Il a également salué le développement économique rapide de la Corée du Sud et a déclaré que l’expérience de croissance de la Corée pourrait servir de modèle important pour l’Afrique.

Le ministre tunisien des Affaires étrangères Mohamed Ali Nafti (à gauche), alors ambassadeur de Tunisie en Corée du Sud, pose avec Sohn Kyung-shik, alors président de la Chambre coréenne de commerce et d'industrie, pour une photo avant leurs entretiens à Séoul le 7 février 2013, sur cette photo d'archive fournie par la chambre. (PHOTO PAS À VENDRE) (Yonhap)

Le ministre tunisien des Affaires étrangères Mohamed Ali Nafti (à gauche), alors ambassadeur de Tunisie en Corée du Sud, pose avec Sohn Kyung-shik, alors président de la Chambre coréenne de commerce et d’industrie, pour une photo avant leurs entretiens à Séoul le 7 février 2013, sur cette photo d’archive fournie par la chambre. (PHOTO PAS À VENDRE) (Yonhap)

En outre, Nafti a souligné que les pays africains recherchent de plus en plus de partenariats avec la Corée du Sud centrés sur le développement industriel et le transfert de technologie plutôt que sur l’extraction de ressources ou les relations d’aide traditionnelles.
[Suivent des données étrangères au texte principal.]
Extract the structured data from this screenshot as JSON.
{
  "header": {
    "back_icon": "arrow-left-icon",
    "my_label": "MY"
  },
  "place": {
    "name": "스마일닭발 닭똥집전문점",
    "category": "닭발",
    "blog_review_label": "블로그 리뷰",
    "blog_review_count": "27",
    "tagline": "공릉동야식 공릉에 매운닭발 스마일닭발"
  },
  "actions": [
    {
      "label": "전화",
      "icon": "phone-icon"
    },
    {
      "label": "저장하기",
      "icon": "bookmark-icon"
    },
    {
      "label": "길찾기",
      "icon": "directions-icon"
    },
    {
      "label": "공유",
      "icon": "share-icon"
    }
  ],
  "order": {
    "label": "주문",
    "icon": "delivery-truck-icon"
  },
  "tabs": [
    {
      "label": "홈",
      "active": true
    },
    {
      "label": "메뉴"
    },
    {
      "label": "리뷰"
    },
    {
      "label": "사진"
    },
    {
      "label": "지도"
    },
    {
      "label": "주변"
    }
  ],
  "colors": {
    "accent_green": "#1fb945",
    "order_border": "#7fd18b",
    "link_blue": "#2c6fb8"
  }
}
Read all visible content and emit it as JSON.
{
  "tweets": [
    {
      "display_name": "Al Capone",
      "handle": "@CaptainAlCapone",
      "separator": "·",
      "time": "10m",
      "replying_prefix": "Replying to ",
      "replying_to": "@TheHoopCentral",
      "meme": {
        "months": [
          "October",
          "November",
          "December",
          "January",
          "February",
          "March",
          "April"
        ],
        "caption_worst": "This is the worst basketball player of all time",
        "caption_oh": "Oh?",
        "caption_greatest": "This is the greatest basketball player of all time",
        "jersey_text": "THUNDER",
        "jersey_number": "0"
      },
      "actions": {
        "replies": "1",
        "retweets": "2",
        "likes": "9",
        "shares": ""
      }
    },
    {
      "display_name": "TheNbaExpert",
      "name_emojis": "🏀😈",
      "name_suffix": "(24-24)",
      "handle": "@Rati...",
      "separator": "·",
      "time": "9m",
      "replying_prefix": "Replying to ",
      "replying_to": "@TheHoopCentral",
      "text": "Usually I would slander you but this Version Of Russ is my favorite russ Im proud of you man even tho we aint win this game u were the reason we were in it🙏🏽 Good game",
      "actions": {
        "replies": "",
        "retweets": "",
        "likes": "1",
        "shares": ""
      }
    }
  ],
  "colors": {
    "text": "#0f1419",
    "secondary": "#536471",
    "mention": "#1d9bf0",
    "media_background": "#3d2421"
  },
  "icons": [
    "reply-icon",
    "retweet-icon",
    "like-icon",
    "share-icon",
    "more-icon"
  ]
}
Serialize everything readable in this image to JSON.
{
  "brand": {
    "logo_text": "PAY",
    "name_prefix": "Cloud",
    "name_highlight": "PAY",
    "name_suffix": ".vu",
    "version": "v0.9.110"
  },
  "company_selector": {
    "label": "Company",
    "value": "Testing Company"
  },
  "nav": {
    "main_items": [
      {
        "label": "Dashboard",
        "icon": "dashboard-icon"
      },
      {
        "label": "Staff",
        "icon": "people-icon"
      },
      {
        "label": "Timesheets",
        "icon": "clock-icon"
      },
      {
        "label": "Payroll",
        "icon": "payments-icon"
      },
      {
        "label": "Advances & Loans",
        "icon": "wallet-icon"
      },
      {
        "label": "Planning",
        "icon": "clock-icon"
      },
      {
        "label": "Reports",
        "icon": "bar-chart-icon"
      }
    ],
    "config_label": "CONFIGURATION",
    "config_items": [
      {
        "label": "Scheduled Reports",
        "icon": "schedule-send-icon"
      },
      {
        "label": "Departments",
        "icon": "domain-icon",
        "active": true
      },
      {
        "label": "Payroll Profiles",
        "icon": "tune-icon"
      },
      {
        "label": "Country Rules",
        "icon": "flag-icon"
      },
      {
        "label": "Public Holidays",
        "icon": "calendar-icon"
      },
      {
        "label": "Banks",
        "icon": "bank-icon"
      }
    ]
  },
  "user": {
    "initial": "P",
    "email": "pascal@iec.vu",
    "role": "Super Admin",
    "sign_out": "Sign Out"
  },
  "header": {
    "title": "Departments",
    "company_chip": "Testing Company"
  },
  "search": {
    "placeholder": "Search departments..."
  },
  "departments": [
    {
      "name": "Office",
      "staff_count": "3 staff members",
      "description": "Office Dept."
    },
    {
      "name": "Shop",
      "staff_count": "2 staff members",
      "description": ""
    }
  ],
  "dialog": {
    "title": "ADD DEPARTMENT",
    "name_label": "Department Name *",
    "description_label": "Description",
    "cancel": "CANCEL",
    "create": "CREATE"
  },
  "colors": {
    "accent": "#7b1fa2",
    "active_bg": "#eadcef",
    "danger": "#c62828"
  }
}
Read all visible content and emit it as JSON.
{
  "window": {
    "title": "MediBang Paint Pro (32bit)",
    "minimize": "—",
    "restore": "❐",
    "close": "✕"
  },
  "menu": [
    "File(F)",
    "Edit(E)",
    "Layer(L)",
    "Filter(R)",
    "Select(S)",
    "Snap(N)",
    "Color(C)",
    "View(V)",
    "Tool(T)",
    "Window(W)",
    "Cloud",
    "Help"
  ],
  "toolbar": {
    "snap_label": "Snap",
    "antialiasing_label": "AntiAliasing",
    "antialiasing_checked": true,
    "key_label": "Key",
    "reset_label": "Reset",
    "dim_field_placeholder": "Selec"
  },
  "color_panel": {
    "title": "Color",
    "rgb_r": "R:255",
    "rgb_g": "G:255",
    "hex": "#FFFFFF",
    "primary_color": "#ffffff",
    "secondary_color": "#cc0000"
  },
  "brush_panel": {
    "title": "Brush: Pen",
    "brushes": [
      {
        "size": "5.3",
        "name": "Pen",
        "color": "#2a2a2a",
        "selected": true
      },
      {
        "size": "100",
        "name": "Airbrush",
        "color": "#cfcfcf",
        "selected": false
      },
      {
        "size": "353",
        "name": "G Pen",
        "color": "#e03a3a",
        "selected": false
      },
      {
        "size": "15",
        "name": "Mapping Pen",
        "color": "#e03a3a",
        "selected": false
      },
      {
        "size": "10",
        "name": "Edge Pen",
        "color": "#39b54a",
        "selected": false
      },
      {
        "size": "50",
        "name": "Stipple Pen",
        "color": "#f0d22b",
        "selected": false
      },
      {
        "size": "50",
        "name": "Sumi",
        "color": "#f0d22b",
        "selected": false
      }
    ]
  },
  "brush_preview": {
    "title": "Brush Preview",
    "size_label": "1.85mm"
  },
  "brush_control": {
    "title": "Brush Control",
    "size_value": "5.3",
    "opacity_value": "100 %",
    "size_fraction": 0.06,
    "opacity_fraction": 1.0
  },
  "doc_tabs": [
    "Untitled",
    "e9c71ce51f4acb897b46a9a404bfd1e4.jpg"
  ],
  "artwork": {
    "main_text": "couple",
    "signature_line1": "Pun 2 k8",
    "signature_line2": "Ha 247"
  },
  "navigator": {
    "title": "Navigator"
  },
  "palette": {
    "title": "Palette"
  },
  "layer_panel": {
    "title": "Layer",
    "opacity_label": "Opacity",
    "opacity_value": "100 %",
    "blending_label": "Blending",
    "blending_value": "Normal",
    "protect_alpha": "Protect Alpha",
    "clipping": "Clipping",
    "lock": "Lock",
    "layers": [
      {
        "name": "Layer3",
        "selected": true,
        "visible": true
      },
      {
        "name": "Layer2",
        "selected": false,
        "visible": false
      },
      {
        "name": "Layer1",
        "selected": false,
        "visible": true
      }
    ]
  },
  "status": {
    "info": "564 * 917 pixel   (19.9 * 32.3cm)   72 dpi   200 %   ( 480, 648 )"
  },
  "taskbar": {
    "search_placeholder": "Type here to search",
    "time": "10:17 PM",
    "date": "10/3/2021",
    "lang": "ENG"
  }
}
« Les pays africains ne s’attendent pas à ce que la Corée se contente d’extraire des minéraux essentiels ; ils attendent de la Corée qu’elle joue un rôle transformateur en aidant à construire des usines de transformation, à moderniser les infrastructures logistiques régionales et à co-développer des coentreprises et des investissements manufacturiers durables », a-t-il déclaré.

Le ministre a ajouté que l’expertise de la Corée du Sud dans les technologies de l’information et des communications, l’intelligence artificielle (IA) et la fabrication intelligente pourrait aider l’Afrique à accélérer sa transformation industrielle et numérique.

S’appuyant sur son expérience diplomatique à Séoul, Nafti a également souligné l’expérience coréenne en matière de gouvernance et de développement institutionnel comme un autre domaine de valeur éducative pour les pays africains.

« Les atouts uniques de la Corée résident dans ce que l’on peut appeler le « logiciel » de développement, où elle excelle dans le renforcement des capacités institutionnelles, les architectures de gouvernance numérique et les modèles éducatifs bien au-delà de la simple construction d’infrastructures physiques.